- By Chez Oxendine
- Economic Development
University of Wisconsin-Stout junior Eleanor Falck has set her sights on the booming video game industry following her graduation from college.
Falck hopes to bring not only her talent as an artist and world builder to bear, but also her heritage, made evident in her first publicly available game, a platforming title called Growing Up Ojibwe.
The free title was developed by Falck during a summer internship with the Great Lakes Indian Fish and Wildlife Commission, and chronicles the journey of Ojibwe youth as they learn about the history of conservation in the Great Lakes region.
Growing Up Ojibwe and other Native-centric titles represent a miniscule portion of the wider video game industry. Games featuring Native protagonists don’t register even a partial percent of the top 50 games sold in the United States, according to sales listings provided by PC gaming market Steam.
Native employment in the industry is even smaller. A 2016 report by the International Game Development Association showed that Native employees represented just 2 percent of the industry’s workforce.
Despite that lack of representation, Falck is moving ahead with her career plans.
“The lack of Native representation in the game industry does not discourage me,” Falck said. “I will continue to improve my artistic skills and pursue a career I am passionate about regardless of the demographics of the industry.”
In fact, Falck hopes to push the industry to be more diverse.
“When developing a game, it is important to have people from many backgrounds with many skill sets working as a team,” she said. “A wider diversity of experiences and ideas will create better games and also improve the industry as a whole.”
Gaming as an industry is growing rapidly. A market analysis by Grand View Research found that the $151 billion industry as of 2019 stands to expand at a compound annual growth rate of 12.9 percent by 2027.
The report cited growing innovation in software and hardware development, as well as improved access to the internet contributing to increased digital sales, as primary growth drivers.
Outside of the economic opportunities, Natives need to become more involved in creating video games that better represent their cultures, Falck said.
“When developing a game that includes Native characters, having input from Native people is crucial in correctly representing their narratives and not furthering harmful stereotypes or misinformation,” Falck said.
Growing Up Ojibwe frames the game’s mechanics as a learning opportunity. Players move through an environment modeled after northern Wisconsin, speaking with animal spirits and offering aasema (tobacco) in exchange for knowledge of Ojibwe history, particularly concerning conservation efforts following land-ceding treaties.
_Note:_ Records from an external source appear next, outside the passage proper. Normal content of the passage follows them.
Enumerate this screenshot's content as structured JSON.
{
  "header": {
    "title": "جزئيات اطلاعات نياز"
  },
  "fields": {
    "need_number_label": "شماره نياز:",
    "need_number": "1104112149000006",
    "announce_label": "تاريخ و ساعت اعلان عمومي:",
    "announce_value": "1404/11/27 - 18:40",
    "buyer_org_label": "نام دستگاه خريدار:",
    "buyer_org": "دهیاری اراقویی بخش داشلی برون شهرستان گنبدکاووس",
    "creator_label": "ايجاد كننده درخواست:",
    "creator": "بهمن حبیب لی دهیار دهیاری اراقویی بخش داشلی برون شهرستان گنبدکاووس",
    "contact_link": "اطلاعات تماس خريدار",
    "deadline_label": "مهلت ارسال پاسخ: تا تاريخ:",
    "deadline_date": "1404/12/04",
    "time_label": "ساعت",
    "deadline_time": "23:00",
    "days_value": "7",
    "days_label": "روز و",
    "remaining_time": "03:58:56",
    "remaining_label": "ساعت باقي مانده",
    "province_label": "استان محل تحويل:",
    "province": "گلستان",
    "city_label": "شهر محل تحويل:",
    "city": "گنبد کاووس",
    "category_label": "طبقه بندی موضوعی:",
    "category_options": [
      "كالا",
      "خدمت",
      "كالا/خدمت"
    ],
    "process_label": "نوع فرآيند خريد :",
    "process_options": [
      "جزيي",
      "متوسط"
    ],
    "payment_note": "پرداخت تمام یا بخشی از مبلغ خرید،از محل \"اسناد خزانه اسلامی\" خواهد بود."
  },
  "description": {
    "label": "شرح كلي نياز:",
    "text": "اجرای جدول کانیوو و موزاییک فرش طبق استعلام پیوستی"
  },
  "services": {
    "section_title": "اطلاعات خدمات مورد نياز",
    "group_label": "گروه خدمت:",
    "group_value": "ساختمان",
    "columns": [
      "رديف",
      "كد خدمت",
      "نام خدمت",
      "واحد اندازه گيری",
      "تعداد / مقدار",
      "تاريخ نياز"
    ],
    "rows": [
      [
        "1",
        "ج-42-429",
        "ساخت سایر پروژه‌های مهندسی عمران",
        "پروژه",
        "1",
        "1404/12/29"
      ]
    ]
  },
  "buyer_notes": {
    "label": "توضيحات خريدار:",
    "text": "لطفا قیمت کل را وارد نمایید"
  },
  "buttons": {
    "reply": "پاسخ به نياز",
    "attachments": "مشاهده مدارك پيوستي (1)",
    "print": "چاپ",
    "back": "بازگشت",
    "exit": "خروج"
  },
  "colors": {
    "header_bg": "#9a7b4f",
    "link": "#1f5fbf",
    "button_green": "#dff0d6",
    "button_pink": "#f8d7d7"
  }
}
Later levels in the game see the player character harvesting maple syrup and creating maple sugar, spearfishing and harvesting wild rice.
Falck called the game an opportunity to teach Ojibwe history via interactivity, which in turn would help the viewer retain the lessons taught.
“Games are a great medium for learning,” Falck said. “They can help players understand and connect with the material better since they are experiencing a simulated version of it themselves.”
Growing Up Ojibwe was based on a children’s book series published by Falck’s partners in the game’s development, the Great Lakes Indian Fish and Wildlife Commission.
Falck drew on her own memories of spending time with her family and working outside when putting the game together.
“During the development process, I was able to draw on my own experience of harvesting wild rice and making maple syrup with my family,” Falck said. “This experience helped inform me of how to translate these activities into game mechanics.”
With Growing Up Ojibwe added to her portfolio, Falck looks ahead to the summer, where she hopes to get an internship that will help develop her 3-D environment building skills.
In her senior year, she and a team of game design students plan to develop their own game. After graduation, Falck hopes to break into the industry as a 3-D environment artist.
Falck encourages other Native students with similar aspirations to get involved in the industry and share Native perspectives that are desperately needed.
“A wider diversity of experiences and ideas will create better games and also improve the industry as a whole,” Falck said, “I encourage anyone who is passionate about game development to pursue it.”